Damon Cain

Damon Cain

No doubt, Gov. Ron DeSantis of Florida probably thought he had cooked up the perfect political stunt last week to catch Democrats off guard and flatfooted, simultaneously lifting his own profile within the party from Trump Lite status while pushing the immigration issue in front of the voting populace just ahead of the general election, now just weeks away, this November.

He probably thought he was pretty clever. Or, as it turns out, maybe he was just a little too smart for his own good.

At a cost of about $600,000 to Florida taxpayers, DeSantis flew some 50 immigrants – men, women and children – from Texas, not Florida, to Martha’s Vineyard as the immigration battle between GOP governors and the White House continued to escalate.

That’s right, the governor of Florida, a leading Republican who has his eye on the presidency, used poor, confused, fearful foreigners, some of them children and many of whom had traveled thousands of miles from countries torn by social and economic strife, as political pawns for his own cynical yuks.

It was disgusting, an embarrassment for our country as the world was watching.

But because this is America, a remarkable thing happened on that little speck of Massachusetts land, accessible only by air or sea. And I am pretty sure the governor of Florida did not anticipate this.

The immigrants, the strangers to this new world, were warmly welcomed with large doses of humanity – by people who, apparently, know what it means to be an American, by people who know that ours is an immigrant nation and the immigrants of today are a reflection of our own past and of our country’s future.

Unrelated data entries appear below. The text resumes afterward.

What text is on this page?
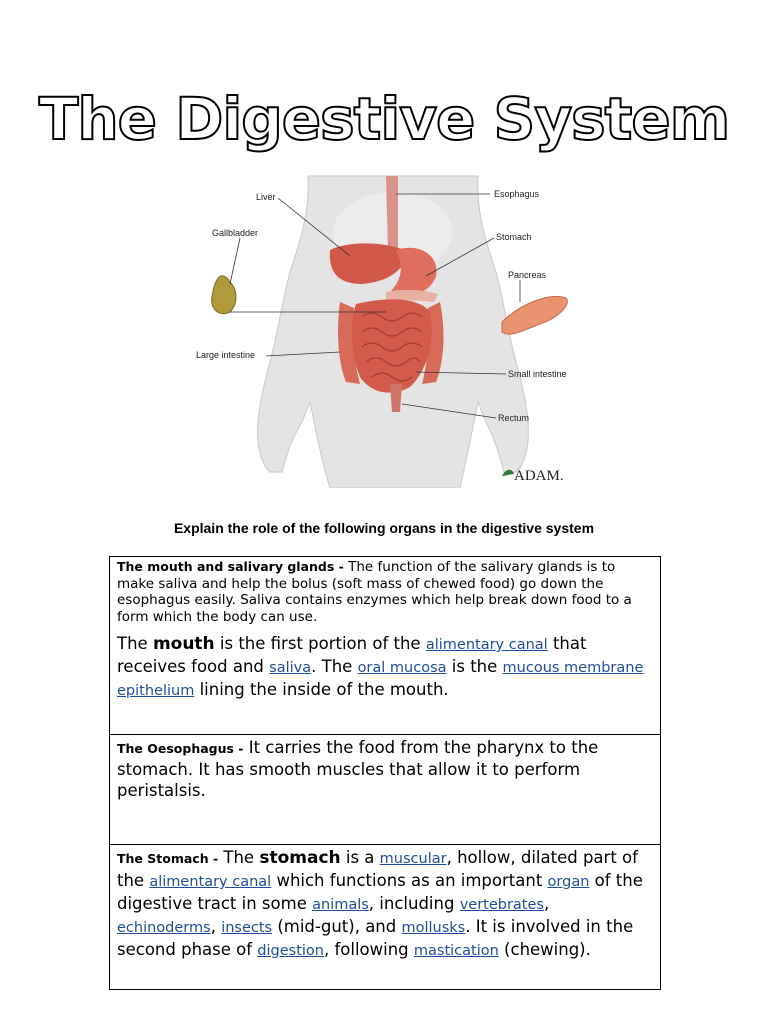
The Digestive System
Liver
Gallbladder
Large intestine
Esophagus
Stomach
Pancreas
Small intestine
Rectum
ADAM.
Explain the role of the following organs in the digestive system
The mouth and salivary glands - The function of the salivary glands is to make saliva and help the bolus (soft mass of chewed food) go down the esophagus easily. Saliva contains enzymes which help break down food to a form which the body can use.
The mouth is the first portion of the alimentary canal that receives food and saliva. The oral mucosa is the mucous membrane epithelium lining the inside of the mouth.
The Oesophagus - It carries the food from the pharynx to the stomach. It has smooth muscles that allow it to perform peristalsis.
The Stomach - The stomach is a muscular, hollow, dilated part of the alimentary canal which functions as an important organ of the digestive tract in some animals, including vertebrates, echinoderms, insects (mid-gut), and mollusks. It is involved in the second phase of digestion, following mastication (chewing).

How were they treated? They were given shelter, a place to lay a weary head, a meal, a hug. The kids got soccer balls to kick around and stuffed toys to keep them company.

Contrast that with how DeSantis reportedly lured the asylum seekers onto planes and buses with a promise of jobs, which was a lie, only to be abandoned on a roadside with nothing but plastic baggies for their belongings.

What kind of contemptible human being cares so little for his fellow man that he treats him like broken, disposable property, like worthless detritus scattered about the landscape?

And why? To make a craven political point? Really?

Goodness gracious, people.

The political irony in all of this is that DeSantis and others in leadership positions in the GOP are in the process of handing the Democrats yet another winning policy narrative – along with a woman’s right to choose – that shows just how heartless, uncaring and ineffective they are when it comes to issues that measure the size of a heart, the capacity for compassion, and an inclination on how to solve problems.

Republicans have been screaming for years – decades, really – about wanting immigration laws that control the border. And, of course, they have produced no legislation themselves, not since President George Bush proposed the Comprehensive Immigration Reform Act of 2007 only to have it soundly rejected by members of his own party.

And DeSantis should know, or perhaps someone should tell him, that the border problem preceded President Biden. And if we, as a country, are to apply a fix, it is Congress that needs to write and pass such legislation. That’s how it works. Do you think DeSantis has taken the time of day to call in the congressional delegation from Florida to talk immigration policy?

Of course not. That would take work and leadership rather than the lazy appeal of grandstanding.

As such, what we get from Republicans like DeSantis is political theater, buses and planes full of immigrants, heading to cities up north, home to Democrats who respond how?

With compassion? I don’t think that is what DeSantis wanted the world to see – not just weeks ahead of an election.

J. Damon Cain is executive editor of The Register-Herald.